5.1 The Linear Conjugate Grdient Method
The problem we consider
Problem 1
- $A$,
- $n \times n$ symmetrics positive definite matirx
- $b$,
- $n$ vector
Find $x \in \mathbb{R}^{n}$ which satisfy
\[\begin{equation} \min_{x} Ax = b . \label{euqation_05_01} \end{equation}\]Remark
The solution of problem1 is euivalent to the following problem.
\[\begin{eqnarray} \min_{x} \phi(x) := \frac{1}{2} x^{\mathrm{T}} A x - b^{\mathrm{T}}x \label{euqation_05_02} . \end{eqnarray}\]Indeed, since $A$ is positive symmetric definite, the solution of the quadratic problem uniquely exists.
\[\begin{eqnarray} \nabla \phi(x) & = & Ax - b & =: & r(x) . \label{equation_05_03} \end{eqnarray}\] \[\begin{eqnarray} r_{k} & := & A x_{k} - b . \label{equation_05_04} \end{eqnarray}\]Proposition
- \(\{p_{0}, \ldots, p_{l}\}\),
- conjugate with respocet to $A$,
Then \(\{p_{0}, \ldots, p_{l}\}\) is linearly independent.
proof
Definition conjugate
- $l \in \mathbb{N}$,
- \(\{p_{0}, \ldots, p_{l}\}\),
- nonzero vectors
- $p_{k} \in \mathbb{R}^{n}$,
- $A$,
- $n \times n$ symmetric positive definite matrix
\(\{p_{0}, \ldots, p_{l}\}\) is said to be conjugate with respect to $A$ if
\[\begin{eqnarray} p_{i}^{\mathrm{T}} A p_{j} = 0 \quad (i \neq j) . \label{equation_05_05} \end{eqnarray}\]Definition conjugate direction method
- \(\{p_{0}, \ldots, p_{n-1}\}\),
- $x_{0} \in \mathbb{R}^{n}$,
Step0. $k := 0$,
Step1.
\[\begin{eqnarray} \alpha_{k} & := & - \frac{ r_{k}^{\mathrm{T}}p_{k} }{ p_{k}^{\mathrm{T}} A p_{k} } \nonumber \\ & = & - \frac{ (A x_{k} - b)^{\mathrm{T}}p_{k} }{ p_{k}^{\mathrm{T}} A p_{k} } \label{equation_05_07} \end{eqnarray}\]Step2.

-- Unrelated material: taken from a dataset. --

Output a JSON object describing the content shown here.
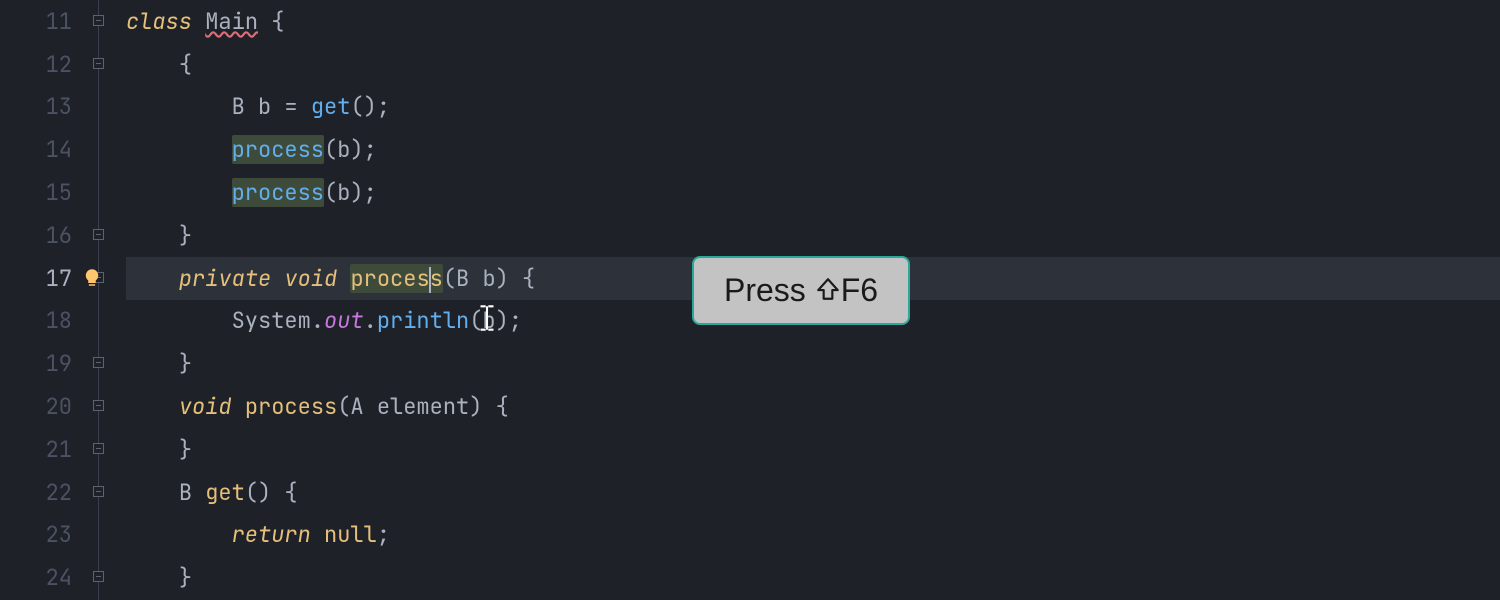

\[\begin{equation} x_{k + 1} := x_{k} + \alpha_{k} p_{k} \label{equation_05_06} \end{equation}\]Step3. $k \leftarrow k + 1$,
Step4. If $k = n$, it finishes the algorithm. Otherwise go to Step1.
Theorem 5.1
- $x_{0} \in \mathbb{R}^{n}$,
- \(\{x_{0}, \ldots, x_{n-1}\}\),
- The sequence generated by \(\{x_{0}, \ldots, x_{n-1}\}\)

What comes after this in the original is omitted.